There is no denying that the utility industry is one that can be difficult to navigate. If you are hoping to simply benefit from the relative security of the utilities industry as part of a dividend investing strategy, then you may want to consider investing in a utility stock ETF. As you may find when trading within other industries, utility ETFs offer the immediate benefit of diversifying within the industry without requiring a significant amount of research.
However, while utility stock ETFs are useful for traders who hope to engage a more passive approach, active utility stock traders will still need to find methods for determining which utility stocks are winners and which stocks are most likely to lose value over time. In order to see if there are any standouts currently available on the market, investors look at the stock’s historical price trends, the role the company plays within the utility industry, external reasons the stock’s value may have changed, and various other quantitative and qualitative factors. Though only some are among the biggest stock gainers, each offers value in its own unique way.

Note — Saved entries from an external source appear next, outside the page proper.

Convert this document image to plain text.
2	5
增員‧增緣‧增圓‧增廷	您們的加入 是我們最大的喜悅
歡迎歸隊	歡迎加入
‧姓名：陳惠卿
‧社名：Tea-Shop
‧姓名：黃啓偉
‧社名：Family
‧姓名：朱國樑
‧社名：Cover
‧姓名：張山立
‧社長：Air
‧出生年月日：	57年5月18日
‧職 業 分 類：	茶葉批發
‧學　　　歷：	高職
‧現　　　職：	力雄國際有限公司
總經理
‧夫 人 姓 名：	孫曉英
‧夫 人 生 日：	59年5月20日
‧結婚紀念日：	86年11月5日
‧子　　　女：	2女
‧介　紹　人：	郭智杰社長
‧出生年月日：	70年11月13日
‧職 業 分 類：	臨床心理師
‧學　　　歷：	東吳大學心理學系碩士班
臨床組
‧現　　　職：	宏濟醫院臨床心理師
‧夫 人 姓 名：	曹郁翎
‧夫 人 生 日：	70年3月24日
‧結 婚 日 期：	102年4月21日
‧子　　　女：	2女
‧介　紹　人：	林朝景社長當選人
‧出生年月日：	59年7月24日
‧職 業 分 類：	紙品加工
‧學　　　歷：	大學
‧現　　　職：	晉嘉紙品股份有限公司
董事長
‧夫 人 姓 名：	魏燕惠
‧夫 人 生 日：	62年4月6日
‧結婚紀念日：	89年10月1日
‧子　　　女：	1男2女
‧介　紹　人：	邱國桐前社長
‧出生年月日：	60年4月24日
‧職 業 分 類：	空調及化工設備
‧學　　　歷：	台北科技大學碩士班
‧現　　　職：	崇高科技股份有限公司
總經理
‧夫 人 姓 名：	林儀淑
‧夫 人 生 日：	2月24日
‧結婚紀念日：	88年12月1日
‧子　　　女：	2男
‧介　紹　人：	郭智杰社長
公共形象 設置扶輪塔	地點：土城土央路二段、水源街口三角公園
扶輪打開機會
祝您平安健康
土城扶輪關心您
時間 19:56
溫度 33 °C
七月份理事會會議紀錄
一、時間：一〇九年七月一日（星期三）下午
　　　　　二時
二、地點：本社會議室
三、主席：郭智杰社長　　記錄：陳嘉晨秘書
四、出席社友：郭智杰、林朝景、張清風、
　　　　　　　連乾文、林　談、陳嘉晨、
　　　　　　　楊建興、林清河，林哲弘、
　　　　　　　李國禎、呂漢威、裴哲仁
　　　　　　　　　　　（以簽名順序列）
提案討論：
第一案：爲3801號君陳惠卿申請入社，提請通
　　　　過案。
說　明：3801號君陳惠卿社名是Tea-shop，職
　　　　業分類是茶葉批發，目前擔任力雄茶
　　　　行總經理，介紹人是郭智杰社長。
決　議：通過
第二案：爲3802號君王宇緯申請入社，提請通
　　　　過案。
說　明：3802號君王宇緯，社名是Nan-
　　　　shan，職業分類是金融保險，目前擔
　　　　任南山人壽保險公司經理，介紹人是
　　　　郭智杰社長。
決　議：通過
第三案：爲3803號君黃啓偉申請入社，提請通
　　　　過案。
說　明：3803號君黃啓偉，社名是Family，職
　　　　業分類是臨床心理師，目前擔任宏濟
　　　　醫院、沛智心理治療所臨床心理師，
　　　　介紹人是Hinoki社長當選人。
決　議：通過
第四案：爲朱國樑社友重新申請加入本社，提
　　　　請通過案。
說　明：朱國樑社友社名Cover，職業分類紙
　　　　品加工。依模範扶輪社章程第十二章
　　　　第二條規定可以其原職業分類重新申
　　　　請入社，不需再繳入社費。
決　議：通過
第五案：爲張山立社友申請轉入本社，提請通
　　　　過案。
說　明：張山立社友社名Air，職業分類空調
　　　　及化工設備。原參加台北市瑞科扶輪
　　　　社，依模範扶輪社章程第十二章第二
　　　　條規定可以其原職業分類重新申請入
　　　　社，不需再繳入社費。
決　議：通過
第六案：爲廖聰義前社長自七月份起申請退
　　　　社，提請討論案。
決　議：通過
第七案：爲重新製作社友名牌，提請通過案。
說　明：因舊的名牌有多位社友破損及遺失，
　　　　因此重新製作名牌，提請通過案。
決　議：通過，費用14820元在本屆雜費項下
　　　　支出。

Exchange traded funds are among the easiest ways for a trader to suddenly obtain a diverse portfolio and gain an active stake in many different companies. ETFs are ideal for both passive and active traders who may not be willing to risk guessing which specific utility company is most likely to increase in value. Rather, ETF investors want to have a direct investment in the utilities industry as a whole and perhaps benefit from some of the many dividends that are currently available.
When deciding which utility ETFs to add to your portfolio, there are many factors to consider. Look at the average level of volatility relative to the average rate of return. This will make it much easier for you to predict future movements and carefully balance your exposure to risk with the pursuit of strong returns. When investing in securities, you want to consider whether the expected dividend yield justifies any risks that come with investing in utilities. You may want to diversify even further and blend your utility ETF holdings along with ETFs contained within other, weakly correlated industries.
Is Investing in Utilities a Good Idea?
Whether any type of financial investment can be considered a good idea will depend on subjective factors that are entirely specific to the individual trader. However, there are quite a few reasons to consider diverting at least a portion of your portfolio to utility stocks. These stocks have high dividend yields and often enjoy the benefits of a monopoly. Utility stocks can withstand some recessions and are typically secure, long-term investments.